Le gouvernement a cédé, et le ministre de l’écologie a annoncé ce jeudi une modification de la loi « zéro artificialisation nette des sols ». L’écologie recule sous les poussées de plus en plus fortes de la droite, ici comme chez notre voisin britannique. Petit tour d’horizon des changements de discours et analogie des comportements d’une partie de la classe politique en France et en Angleterre, décidément bien comparables.

En mai 2019, Pascal Praud ironisait dans son émission sur les températures fraîches relevées le matin dans les Yvelines (à savoir -3 °C) : « Attention, sujet sensible, on ne rigole pas avec le réchauffement climatique« . 
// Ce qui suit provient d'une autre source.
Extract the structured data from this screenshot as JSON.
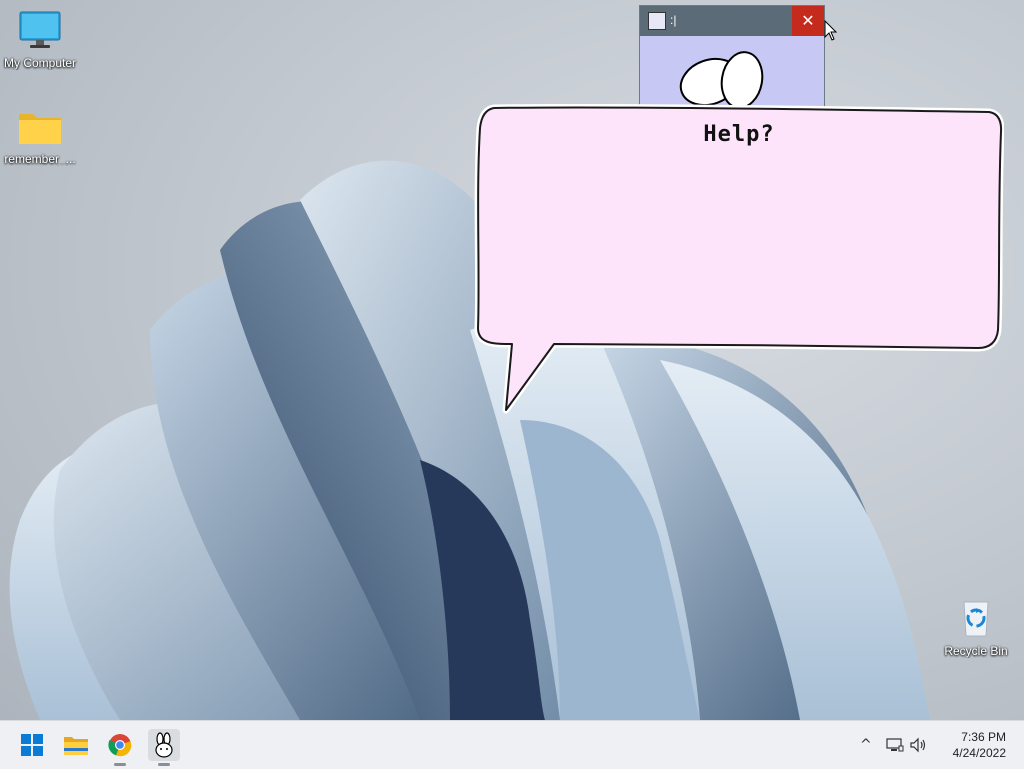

De l’autre côté de la Manche, amusement semblable dans la presse tabloïde de droite. Suite aux records de chaleur qui frappent le pays à l’été 2022, une éditorialiste du Daily Express plaisante (un brin agacée tout de même) : « C’est juste un peu de soleil, ARRÊTEZ de nous traiter comme des enfants » et d’ajouter : « C’est le genre de chaleur pour laquelle les Britanniques paient des centaines, voire des milliers, de livres, pour partir en vacances chaque année« . Si elle avait été en France, cette journaliste aurait pu reprendre les mots affectionnés par Emmanuel Macron et écrire : « Qu’on arrête de nous emmerder avec un peu de chaleur en été !« .

Pas de surprise de retrouver un discours similaire mettant en doute l’urgence climatique dans ces deux médias classés très à droite dans leurs pays respectifs, aux contenus souvent qualifiés de racistes, xénophobes, islamophobes, autoritaires, réactionnaires… bref, le cautionnement de l’extrême droite. 
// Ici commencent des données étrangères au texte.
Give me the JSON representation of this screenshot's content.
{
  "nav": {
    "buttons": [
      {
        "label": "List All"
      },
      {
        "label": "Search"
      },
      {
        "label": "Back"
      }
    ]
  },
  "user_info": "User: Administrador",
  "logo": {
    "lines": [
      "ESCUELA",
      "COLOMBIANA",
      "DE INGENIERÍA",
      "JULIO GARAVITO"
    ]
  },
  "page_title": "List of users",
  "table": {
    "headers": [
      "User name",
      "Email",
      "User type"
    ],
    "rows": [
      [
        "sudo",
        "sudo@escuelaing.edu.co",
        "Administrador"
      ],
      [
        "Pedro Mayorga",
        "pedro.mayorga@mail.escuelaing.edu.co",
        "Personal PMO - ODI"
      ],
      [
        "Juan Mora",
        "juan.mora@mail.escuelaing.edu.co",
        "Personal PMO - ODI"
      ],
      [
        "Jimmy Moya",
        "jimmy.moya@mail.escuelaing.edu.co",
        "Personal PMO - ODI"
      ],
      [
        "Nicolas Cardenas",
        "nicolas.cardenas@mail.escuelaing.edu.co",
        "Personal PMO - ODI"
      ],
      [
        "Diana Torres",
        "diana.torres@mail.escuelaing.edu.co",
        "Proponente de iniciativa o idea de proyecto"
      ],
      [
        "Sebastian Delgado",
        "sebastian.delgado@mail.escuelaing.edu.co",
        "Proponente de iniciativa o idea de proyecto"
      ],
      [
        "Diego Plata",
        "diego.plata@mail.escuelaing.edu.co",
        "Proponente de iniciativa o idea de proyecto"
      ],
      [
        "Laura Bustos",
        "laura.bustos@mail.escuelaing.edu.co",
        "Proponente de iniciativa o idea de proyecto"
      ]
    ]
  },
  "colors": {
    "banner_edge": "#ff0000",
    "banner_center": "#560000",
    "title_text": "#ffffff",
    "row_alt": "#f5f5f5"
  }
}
On connaît la question de la poule et de l’oeuf, il est toujours difficile de savoir qui est arrivé en premier. Mais dans les deux pays, aux côtés de certains médias, on observe en tout cas une même inflexion des discours politiques de droite tendant à préconiser encouragements et laissez-faire tout en minimisant l’urgence climatique.

En France, on doit arrêter d’emmerder les citoyens 

Nous sommes en 2011 et Nicolas Sarkozy visite le salon de l’agriculture. L’occasion pour lui de caresser dans le sens du poil cet électorat de paysans qui vote traditionnellement à droite. L’occasion de marquer l’événement d’une petite phrase. En 2008 c’était « casse toi, pauv’ con« , en 2010 ce sera « l’environnement, ça commence à bien faire« .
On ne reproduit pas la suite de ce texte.